Surgical Correction of Congenital Vessel Abnormalities

Apr 1, 2014 / Practitioner Updates / Veterinary Clinical Medicine

Surgeons fix congenital abnormality in a puppy; surgical correction

By Laura Selmic, BVetMed (Hons), MRCVS, DACVS-SA, ACVS Founding Fellow of Surgical Oncology

A 13-week-old, mixed-breed puppy named Kim recently presented to the Soft Tissue Surgery Service at the Veterinary Teaching Hospital with the main complaint of persistent regurgitation after eating.

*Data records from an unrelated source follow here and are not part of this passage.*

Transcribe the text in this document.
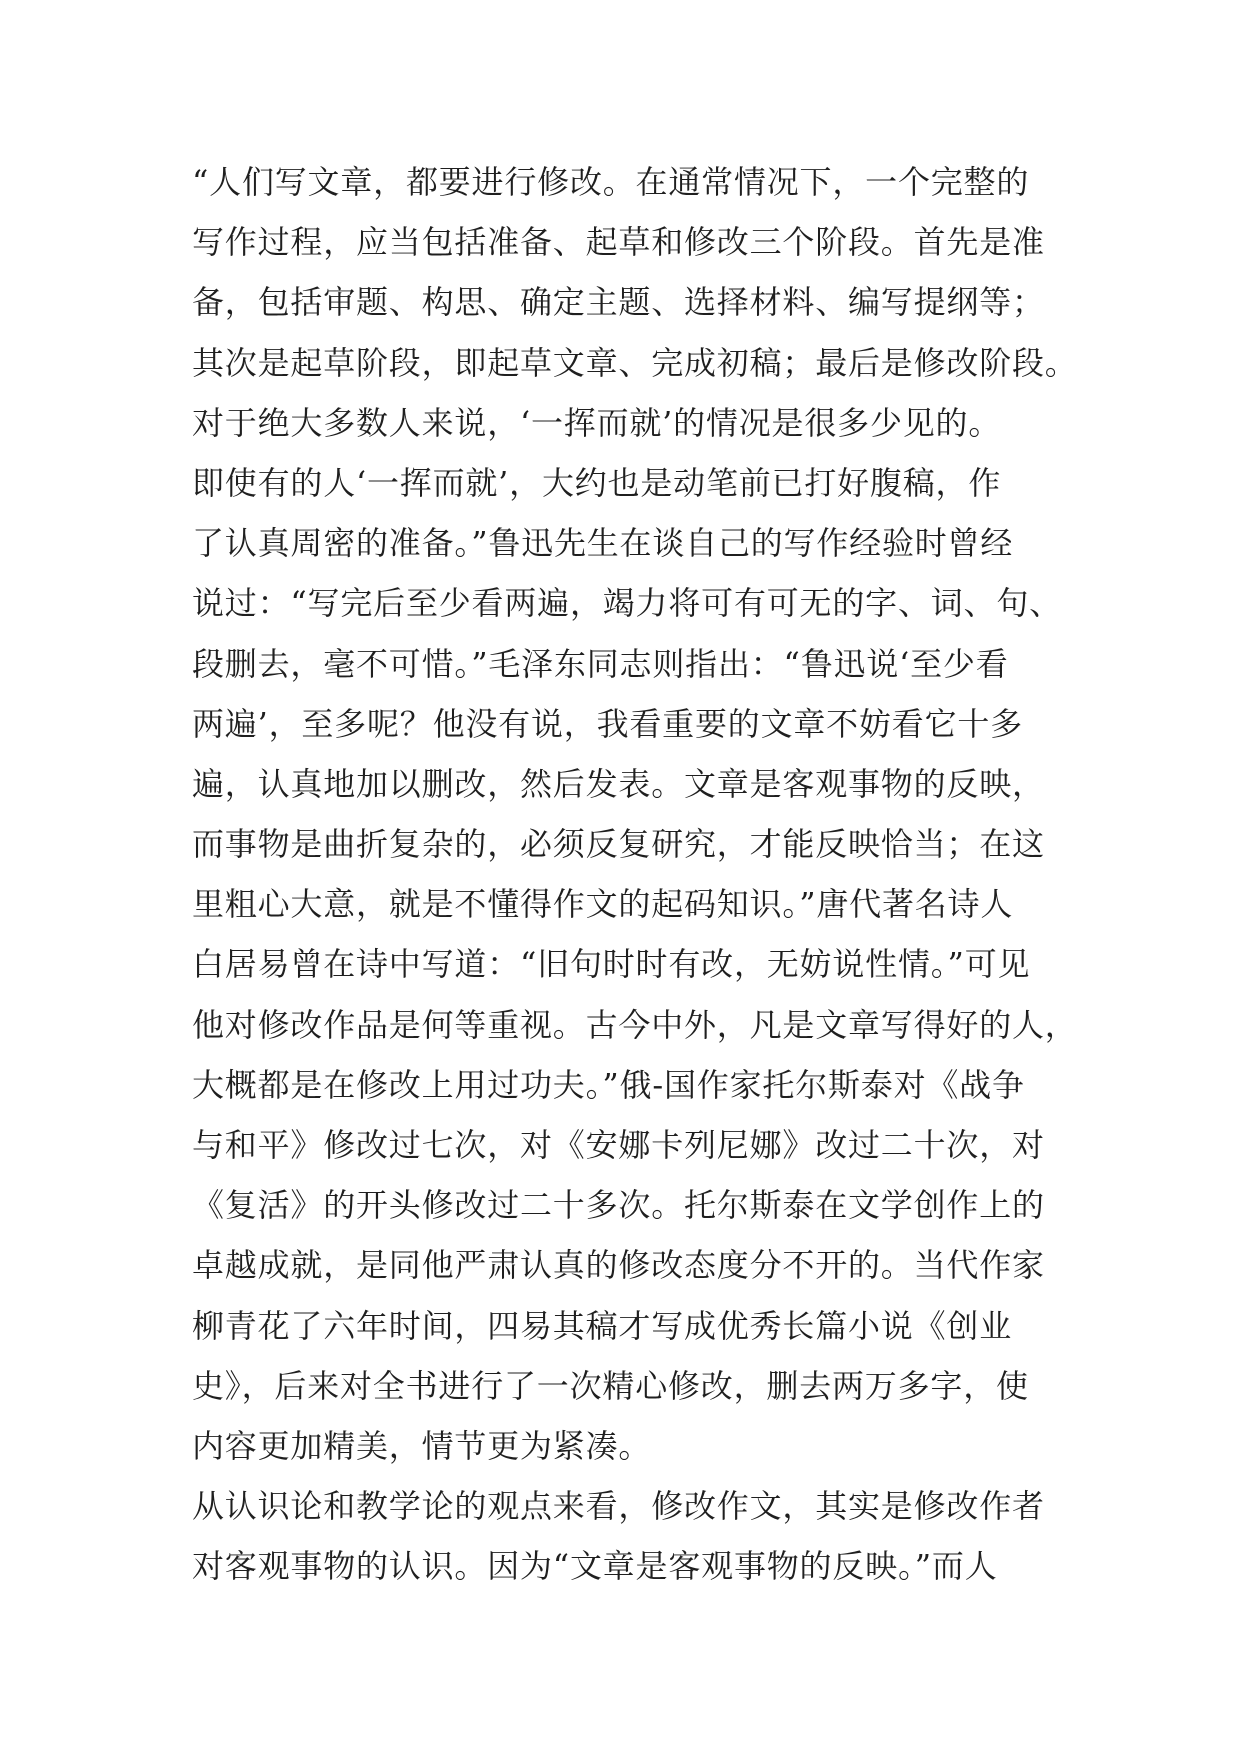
“人们写文章，都要进行修改。在通常情况下，一个完整的
写作过程，应当包括准备、起草和修改三个阶段。首先是准
备，包括审题、构思、确定主题、选择材料、编写提纲等；
其次是起草阶段，即起草文章、完成初稿；最后是修改阶段。
对于绝大多数人来说，‘一挥而就’的情况是很多少见的。
即使有的人‘一挥而就’，大约也是动笔前已打好腹稿，作
了认真周密的准备。”鲁迅先生在谈自己的写作经验时曾经
说过：“写完后至少看两遍，竭力将可有可无的字、词、句、
段删去，毫不可惜。”毛泽东同志则指出：“鲁迅说‘至少看
两遍’，至多呢？他没有说，我看重要的文章不妨看它十多
遍，认真地加以删改，然后发表。文章是客观事物的反映，
而事物是曲折复杂的，必须反复研究，才能反映恰当；在这
里粗心大意，就是不懂得作文的起码知识。”唐代著名诗人
白居易曾在诗中写道：“旧句时时有改，无妨说性情。”可见
他对修改作品是何等重视。古今中外，凡是文章写得好的人，
大概都是在修改上用过功夫。”俄-国作家托尔斯泰对《战争
与和平》修改过七次，对《安娜卡列尼娜》改过二十次，对
《复活》的开头修改过二十多次。托尔斯泰在文学创作上的
卓越成就，是同他严肃认真的修改态度分不开的。当代作家
柳青花了六年时间，四易其稿才写成优秀长篇小说《创业
史》，后来对全书进行了一次精心修改，删去两万多字，使
内容更加精美，情节更为紧凑。
从认识论和教学论的观点来看，修改作文，其实是修改作者
对客观事物的认识。因为“文章是客观事物的反映。”而人
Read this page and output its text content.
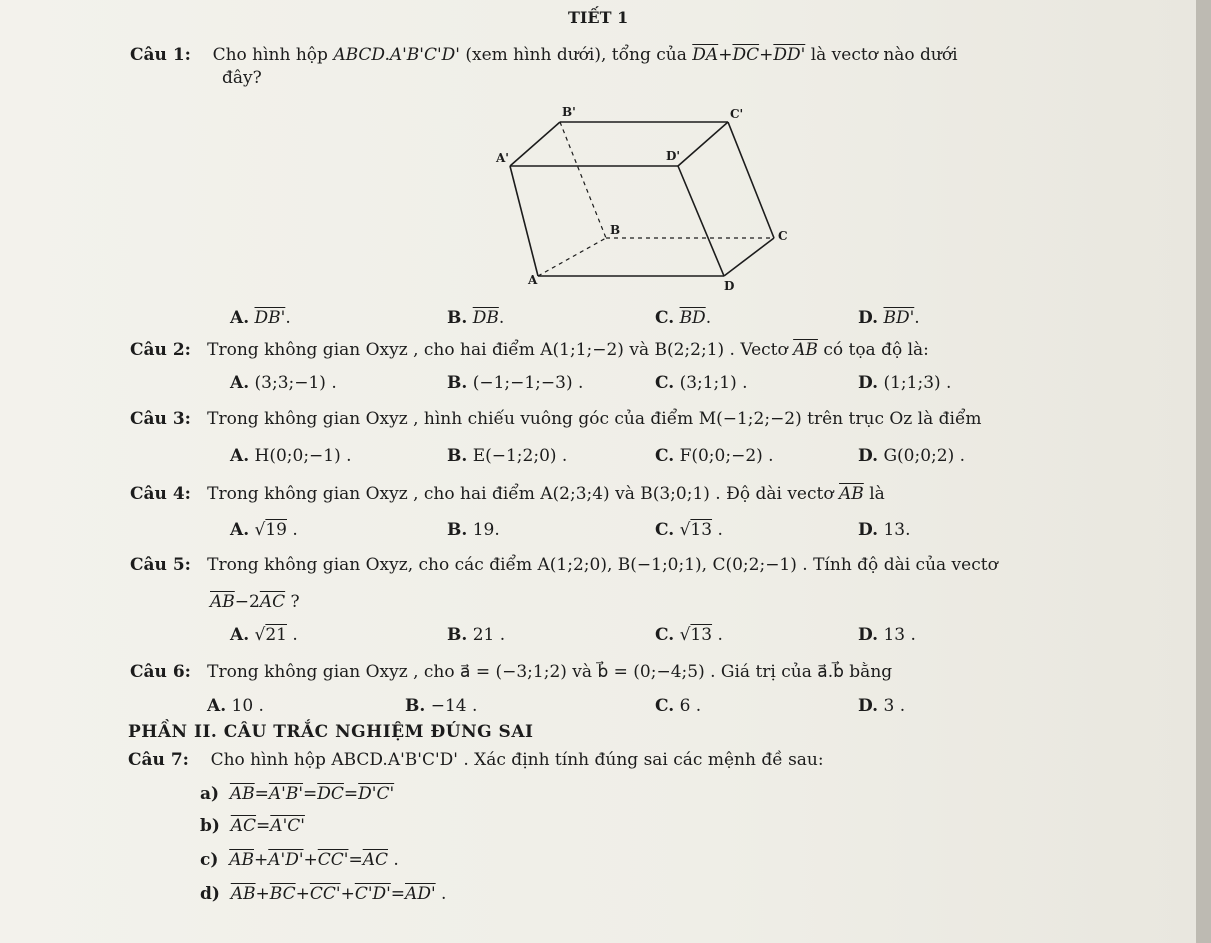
TIẾT 1
Câu 1: Cho hình hộp ABCD.A'B'C'D' (xem hình dưới), tổng của $\overline{DA}+\overline{DC}+DD'$ là vectơ nào dưới
đây?
B'	C'
A'	D'
B	C
A	D
A. DB'.	B. $\overline{DB}$.	C. $\overline{BD}$.	D. BD'.
Câu 2: Trong không gian Oxyz , cho hai điểm A(1;1;−2) và B(2;2;1) . Vectơ $\overline{AB}$ có tọa độ là:
A. (3;3;−1) .	B. (−1;−1;−3) .	C. (3;1;1) .	D. (1;1;3) .
Câu 3: Trong không gian Oxyz , hình chiếu vuông góc của điểm M(−1;2;−2) trên trục Oz là điểm
A. H(0;0;−1) .	B. E(−1;2;0) .	C. F(0;0;−2) .	D. G(0;0;2) .
Câu 4: Trong không gian Oxyz , cho hai điểm A(2;3;4) và B(3;0;1) . Độ dài vectơ $\overline{AB}$ là
A. √19 .	B. 19.	C. √13 .	D. 13.
Câu 5: Trong không gian Oxyz, cho các điểm A(1;2;0), B(−1;0;1), C(0;2;−1) . Tính độ dài của vectơ
$\overline{AB}-2\overline{AC}$ ?
A. √21 .	B. 21 .	C. √13 .	D. 13 .
Câu 6: Trong không gian Oxyz , cho a⃗ = (−3;1;2) và b⃗ = (0;−4;5) . Giá trị của a⃗.b⃗ bằng
A. 10 .	B. −14 .	C. 6 .	D. 3 .
PHẦN II. CÂU TRẮC NGHIỆM ĐÚNG SAI
Câu 7: Cho hình hộp ABCD.A'B'C'D' . Xác định tính đúng sai các mệnh đề sau:
a) $\overline{AB}=A'B'=\overline{DC}=D'C'$
b) $\overline{AC}=A'C'$
c) $\overline{AB}+A'D'+CC'=\overline{AC}$ .
d) $\overline{AB}+\overline{BC}+CC'+C'D'=AD'$ .
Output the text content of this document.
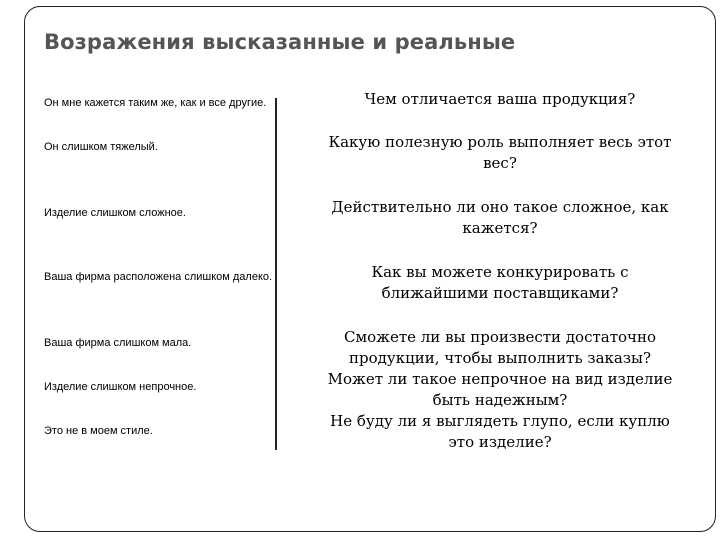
Возражения высказанные и реальные
Он мне кажется таким же, как и все другие.
Он слишком тяжелый.
Изделие слишком сложное.
Ваша фирма расположена слишком далеко.
Ваша фирма слишком мала.
Изделие слишком непрочное.
Это не в моем стиле.
Чем отличается ваша продукция?
Какую полезную роль выполняет весь этот
вес?
Действительно ли оно такое сложное, как
кажется?
Как вы можете конкурировать с
ближайшими поставщиками?
Сможете ли вы произвести достаточно
продукции, чтобы выполнить заказы?
Может ли такое непрочное на вид изделие
быть надежным?
Не буду ли я выглядеть глупо, если куплю
это изделие?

Radiographs showed Kim had dilation of her esophagus to the level of the heart base. Given the localized nature of the esophageal dilation and her young age, a persistent right aortic arch (PRAA) was suspected and a CT scan with contrast was performed to confirm and aid in the planning of the surgery.

The CT images revealed Kim had a persistent right aortic arch with a left ligamentum arteriosum. This is the most common vascular ring abnormality, occurring in 95 percent of clinical cases of dogs with vascular ring anomalies. In addition, she also had another two abnormal vessels present: an aberrant left subclavian artery and hemiazygos vein. An intercostal thoracotomy was performed at the left fourth intercostal space and the ligamentum arteriosum was isolated, ligated and divided. This effectively released the constriction around the esophagus, allowing it to open up to allow passage of a stomach tube. Kim recovered well from surgery and was able to go home the following day.

Any breed of dog can have this congenital disease. Dogs most commonly present as puppies at the time of weaning. A classic history from an owner is that the dog was doing well drinking milk but began to regurgitate after starting to eat solid food.

Vascular ring anomalies can cause regurgitation due to formation of a partial or full vascular ring around the esophagus resulting in constriction. Rarely, a vascular ring can be present around the trachea as well resulting in difficulty breathing. It is possible dogs with vascular ring anomalies can also experience difficulty breathing as result of aspiration pneumonia following regurgitation. If a vascular ring anomaly is suspected, chest radiographs can be performed and may help to assess esophageal abnormalities and rule out aspiration pneumonia.

The next step will often be referral to a specialist in small animal surgery. CT or endoscopy may be performed to further characterize the abnormality to help plan which surgical approach and treatment is needed.

Surgery can be performed in a young puppy but often we will try to wait until the pup is 12 weeks old, as the pup will have a fully developed autonomic nervous system and cope better with anesthesia. The type of surgery necessary depends on which vascular ring anomaly is present. The most common is persistent right aortic arch with left ligamentum arteriosum.

Dogs can recover well following chest surgery and often can return home 1 to 3 days after surgery. The esophagus may show significant dilation in front of the heart base prior to surgery, but the majority of dogs have a good quality of life and do not experience regurgitation after surgery.